VENDO A VIDA BEM DO ALTO

Embora na maciez do outono o sol daquela tarde ardia sobre as sofridas casas de madeira que pareciam estalar, todas apinhadas aos pés dos morros que margeiam o asfalto.

O cenário cortado pelas mais recentes estradas que interligam os munícipios da grande São Paulo é a prova mais cabal e surreal do quanto pecamos enquanto sociedade organizada.
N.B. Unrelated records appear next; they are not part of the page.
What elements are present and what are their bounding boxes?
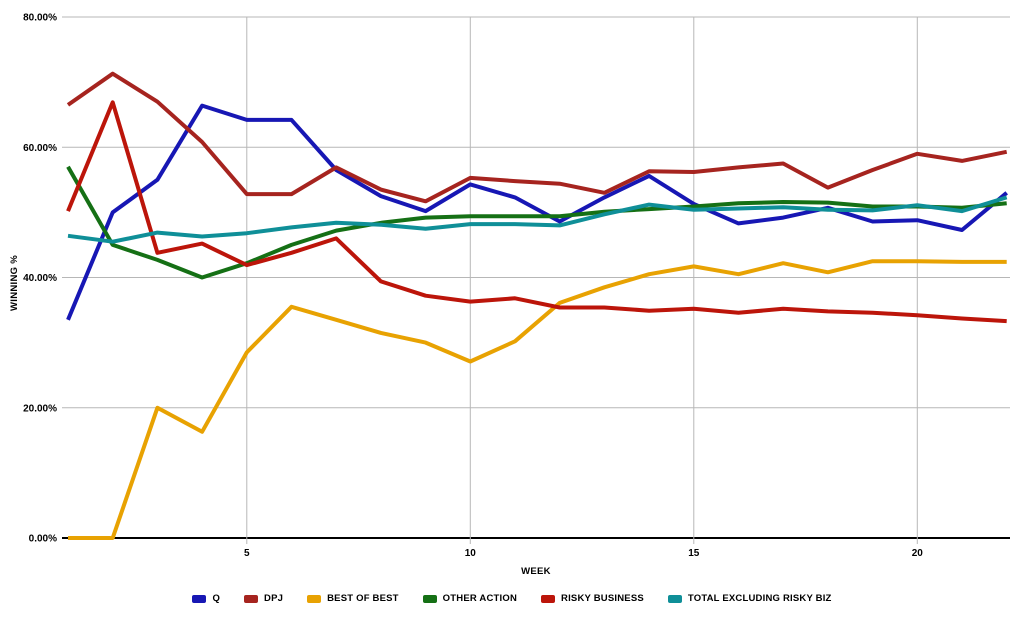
y-tick-label-20: 20.00% — [23, 403, 57, 414]
x-tick-label-15: 15 — [688, 548, 700, 559]
legend-label-total-excluding-risky-biz: TOTAL EXCLUDING RISKY BIZ — [687, 593, 832, 604]
y-tick-label-40: 40.00% — [23, 273, 57, 284]
chart-line-dpj — [66, 71, 1008, 204]
legend-swatch-best-of-best — [307, 594, 322, 603]
chart-line-total-excluding-risky-biz — [67, 195, 1008, 244]
legend-item-dpj[interactable]: DPJ — [244, 593, 283, 604]
legend-label-q: Q — [212, 593, 221, 604]
legend-item-best-of-best[interactable]: BEST OF BEST — [307, 593, 399, 604]
x-axis-tick-labels: 5 10 15 20 — [244, 548, 923, 559]
x-tick-label-5: 5 — [244, 548, 250, 559]
legend-swatch-q — [192, 594, 207, 603]
legend: Q DPJ BEST OF BEST OTHER ACTION RISKY BUSINE… — [0, 593, 1024, 604]
series-lines — [66, 71, 1008, 540]
legend-label-best-of-best: BEST OF BEST — [327, 593, 399, 604]
x-tick-label-10: 10 — [465, 548, 477, 559]
legend-item-q[interactable]: Q — [192, 593, 220, 604]
legend-item-total-excluding-risky-biz[interactable]: TOTAL EXCLUDING RISKY BIZ — [667, 593, 832, 604]
legend-label-dpj: DPJ — [264, 593, 284, 604]
legend-swatch-risky-business — [541, 594, 556, 603]
y-tick-label-60: 60.00% — [23, 143, 57, 154]
legend-swatch-other-action — [422, 594, 437, 603]
vertical-gridlines — [246, 17, 918, 544]
y-tick-label-80: 80.00% — [23, 13, 57, 24]
legend-label-other-action: OTHER ACTION — [442, 593, 518, 604]
chart-line-other-action — [66, 165, 1007, 280]
legend-swatch-dpj — [244, 594, 259, 603]
chart-line-best-of-best — [68, 259, 1007, 540]
x-axis-title: WEEK — [521, 566, 551, 577]
horizontal-gridlines — [62, 16, 1010, 539]
y-axis-title: WINNING % — [9, 255, 20, 311]
y-axis-tick-labels: 0.00% 20.00% 40.00% 60.00% 80.00% — [23, 13, 57, 545]
legend-item-other-action[interactable]: OTHER ACTION — [422, 593, 518, 604]
legend-label-risky-business: RISKY BUSINESS — [561, 593, 644, 604]
chart-line-q — [66, 103, 1008, 321]
legend-item-risky-business[interactable]: RISKY BUSINESS — [541, 593, 644, 604]
x-tick-label-20: 20 — [912, 548, 924, 559]
chart-line-risky-business — [66, 100, 1007, 324]
legend-swatch-total-excluding-risky-biz — [667, 594, 682, 603]
y-tick-label-0: 0.00% — [29, 534, 57, 545]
É como rodar pelo asfalto e pulverizar toda a verdade escondida por sob os tapetes dos anos,aonde as palavras se perdem nas poeiras das estradas.

O acesso tortuoso por entre as casas das vizinhanças é feito a pé, por íngremes escadas escavadas sobre a terra vermelha e seca, e foi justamente ali que eu o observei no seu labor daquele final de dia.

Por uns instantes eu me senti qual o menino lá do alto do morro, a beira dos dez anos de vida que, com uma velha bola na mão, de pés no duro chão , em cuja pele dos calcâneos espesssos já não há tato, de surrado calção empoeirado e de peito descoberto, olhava ao horizonte os carros que passavam pela estrada lá de baixo.

Um cenário figurativo e rápido demais para se entender seus porquês.

De relance, numa fração de exatos dois segundos, eu senti que aquele olhar perdido procurava displiscentemente pela vida que tão rapidamente passava lá embaixo, deixando para trás a infância perdida, de destino totalmente incerto.

Senti um arrepio nos ossos.

Ali o roteiro de tantos destinos estava perpetuamente lançado ao nada, a não ser que algum grande milagre ali descesse dos céus.

Quando meu carro abandonou o cenário a adentrar pelos idênticos mais a frente, então, ainda pude perceber através das propagandas nos barracos, que recentes eleições haviam passado por ali, como tantas que sempre passam sem mudarem absolutamente nada.

Passam exatamente como passavam os carros nas rodovias lá de baixo.

Porém, quando perplexamente olhei um um pouco mais acima, no topo dum morro ainda muito distante do céu , eu pude ler a inscrição " em breve Jesus voltará".

De fato, há milagres que já não pertencem aos homens.